Metamaterials are exotic composite materials that display properties beyond those available in naturally occurring materials. Instead of constructing materials at the chemical level, as is ordinarily done, these are constructed with two or more materials at the macroscopic level. One of their defining characteristics is that the electromagnetic response results from combining two or more distinct materials in a specified way which extends the range of electromagnetic patterns because of the fact that they are not found in nature.

The term was coined in 1999 by Rodger M. Walser of the University of Texas at Austin. He defined metamaterials as

macroscopic composites having a manmade, three-dimensional, periodic cellular architecture designed to produce an optimized combination, not available in nature, of two or more responses to specific excitation.

In a paper published in 2001, Rodger Walser from the University of Texas, Austin, coined the term metamaterial to refer to artificial composites that "...achieve material performance beyond the limitations of conventional composites." The definition was subsequently expanded by Valerie Browning and Stu Wolf of DARPA (Defense Advanced Research Projects Agency) in the context of the DARPA Metamaterials program that started also in 2001. Their basic definition: Metamaterials are a new class of ordered composites that exhibit exceptional properties not readily observed in nature. While the original metamaterials definition encompassed many more material properties, most of the subsequent scientific activity has centered on the electromagnetic properties of metamaterials gains its properties from its structure rather than directly from its composition."

Electromagnetics researchers often use the term metamaterials more narrowly, for materials which exhibit negative refraction. W. E. Kock developed the first metamaterials in the late 1940s with metal-lens antennæ and metallic delay lenses.
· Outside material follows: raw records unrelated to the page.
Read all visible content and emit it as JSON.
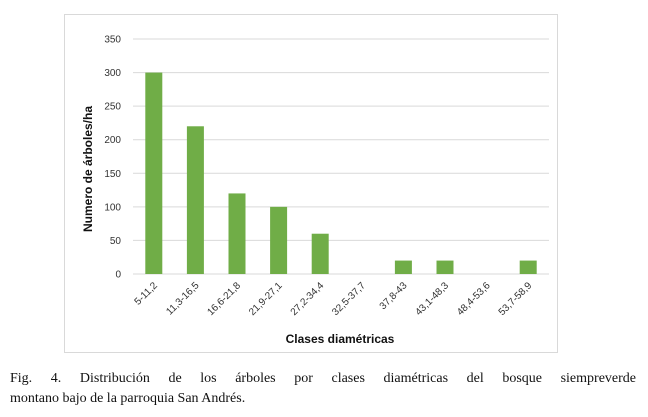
{
  "chart_data": {
    "type": "bar",
    "categories": [
      "5-11,2",
      "11,3-16,5",
      "16,6-21,8",
      "21,9-27,1",
      "27,2-34,4",
      "32,5-37,7",
      "37,8-43",
      "43,1-48,3",
      "48,4-53,6",
      "53,7-58,9"
    ],
    "values": [
      300,
      220,
      120,
      100,
      60,
      0,
      20,
      20,
      0,
      20
    ],
    "xlabel": "Clases diamétricas",
    "ylabel": "Numero de árboles/ha",
    "ylim": [
      0,
      350
    ],
    "yticks": [
      0,
      50,
      100,
      150,
      200,
      250,
      300,
      350
    ],
    "grid": true,
    "bar_color": "#70ad47",
    "grid_color": "#d9d9d9"
  },
  "caption": {
    "line1": "Fig. 4. Distribución de los árboles por clases diamétricas del bosque siempreverde",
    "line2": "montano bajo de la parroquia San Andrés."
  }
}
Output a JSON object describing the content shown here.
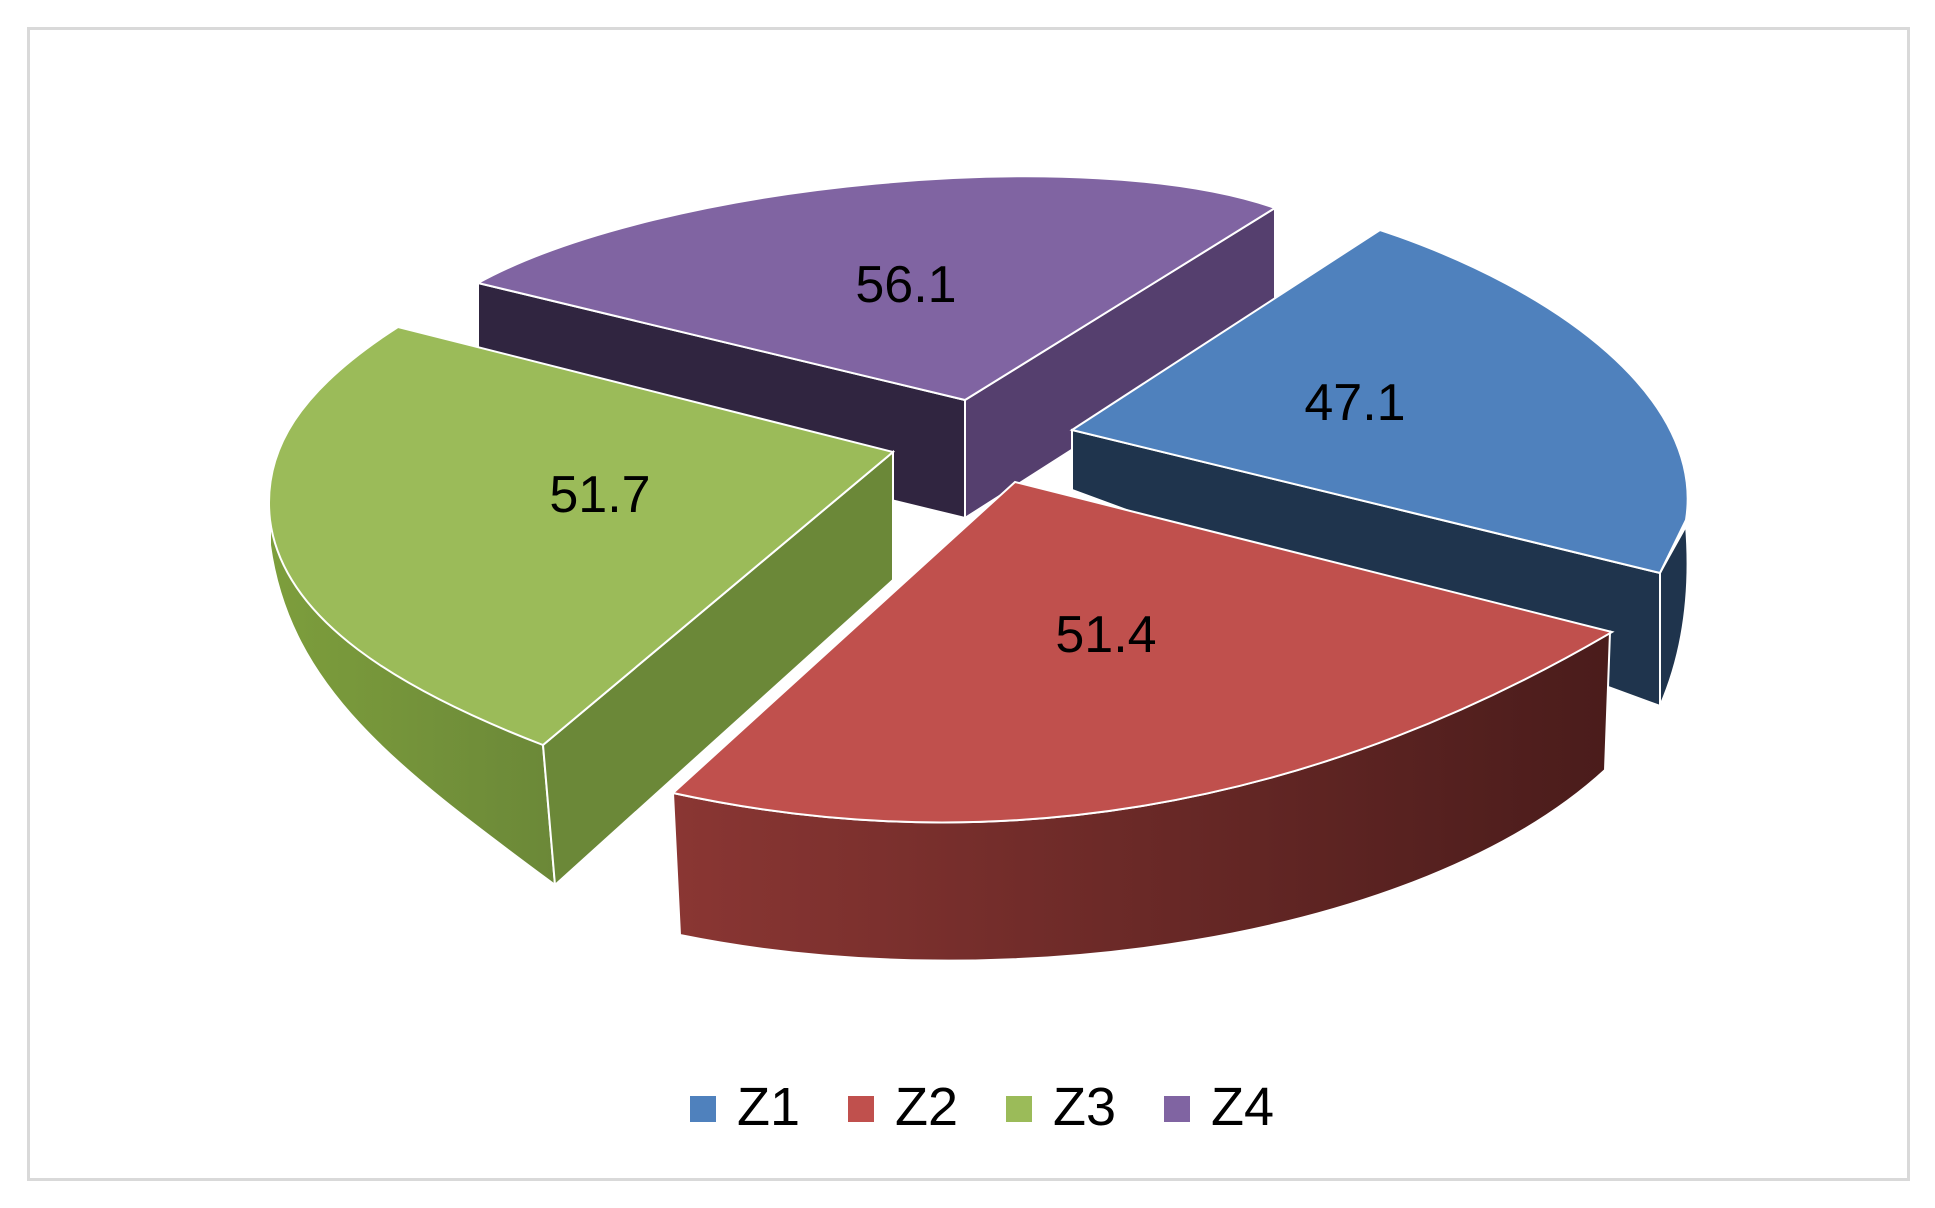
{
  "chart_data": {
    "type": "pie",
    "style": "3d-exploded",
    "title": "",
    "legend_position": "bottom",
    "slices": [
      {
        "label": "Z1",
        "value": 47.1,
        "value_label": "47.1",
        "color": "#4f81bd"
      },
      {
        "label": "Z2",
        "value": 51.4,
        "value_label": "51.4",
        "color": "#c0504d"
      },
      {
        "label": "Z3",
        "value": 51.7,
        "value_label": "51.7",
        "color": "#9bbb59"
      },
      {
        "label": "Z4",
        "value": 56.1,
        "value_label": "56.1",
        "color": "#8064a2"
      }
    ]
  }
}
With a negative refractive index researchers have been able to create a device known as a cloaking device, or an invisibility cloak, which is not possible with natural materials. Refraction is the bending of light as it moves through some transparent medium, such as the lenses of eyeglasses, or a glass of water. Something such as a finger through the glass may look greater or smaller. A pencil stuck in a glass of water seems to sharply bend at an angle. At each bend the light through the glass brakes inward, and the index of refraction in natural materials has a positive value. A negative refractive index is when light brakes outward, and bends outward in a thicker medium. In 1967, when metamaterials were first theorized by Victor Veselago, they were thought to be bizarre and preposterous. Usually when a beam of light is bent entering a glass of water it keeps faring in a straight line at the angle that it entered, and the index of refraction is constant. Suppose one could shape the index over the medium's span: With metamaterials it can be controlled so that the object becomes invisible—a negative refraction index. Ames Laboratory in Iowa created a metamaterial of index of −0.6 for red light (780 nanometers). Previously, physicists were only successful in bending infrared light with a metamaterial at 1,400 nm, which is outside the visible range.